The paper tackled the problem of generating realistic aortic geometries for cardiovascular applications by introducing HUG-VAS, a hierarchical NURBS-based generative model that integrates diffusion processes, which synthesized anatomically faithful aortas with biomarker distributions matching the original dataset from 21 patient samples.

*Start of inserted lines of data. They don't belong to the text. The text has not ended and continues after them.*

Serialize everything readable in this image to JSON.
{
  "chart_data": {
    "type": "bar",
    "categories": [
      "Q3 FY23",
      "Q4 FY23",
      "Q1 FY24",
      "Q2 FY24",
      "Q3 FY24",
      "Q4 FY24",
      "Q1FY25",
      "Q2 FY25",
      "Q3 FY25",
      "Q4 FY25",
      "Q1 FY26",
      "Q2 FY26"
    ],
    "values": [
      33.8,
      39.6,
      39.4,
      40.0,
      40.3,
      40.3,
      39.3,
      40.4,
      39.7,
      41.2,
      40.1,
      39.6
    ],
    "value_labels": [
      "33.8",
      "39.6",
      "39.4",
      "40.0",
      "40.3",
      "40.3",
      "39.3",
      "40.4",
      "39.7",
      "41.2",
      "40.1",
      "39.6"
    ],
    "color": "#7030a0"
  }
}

Accurate characterization of vascular geometry is essential for cardiovascular diagnosis and treatment planning. Traditional statistical shape modeling (SSM) methods rely on linear assumptions, limiting their expressivity and scalability to complex topologies such as multi-branch vascular structures. We introduce HUG-VAS, a Hierarchical NURBS Generative model for Vascular geometry Synthesis, which integrates NURBS surface parameterization with diffusion-based generative modeling to synthesize realistic, fine-grained aortic geometries. Trained with 21 patient-specific samples, HUG-VAS generates anatomically faithful aortas with supra-aortic branches, yielding biomarker distributions that closely match those of the original dataset. HUG-VAS adopts a hierarchical architecture comprising a denoising diffusion model that generates centerlines and a guided diffusion model that synthesizes radial profiles conditioned on those centerlines, thereby capturing two layers of anatomical variability. Critically, the framework supports zero-shot conditional generation from image-derived priors, enabling practical applications such as interactive semi-automatic segmentation, robust reconstruction under degraded imaging conditions, and implantable device optimization. To our knowledge, HUG-VAS is the first SSM framework to bridge image-derived priors with generative shape modeling via a unified integration of NURBS parameterization and hierarchical diffusion processes.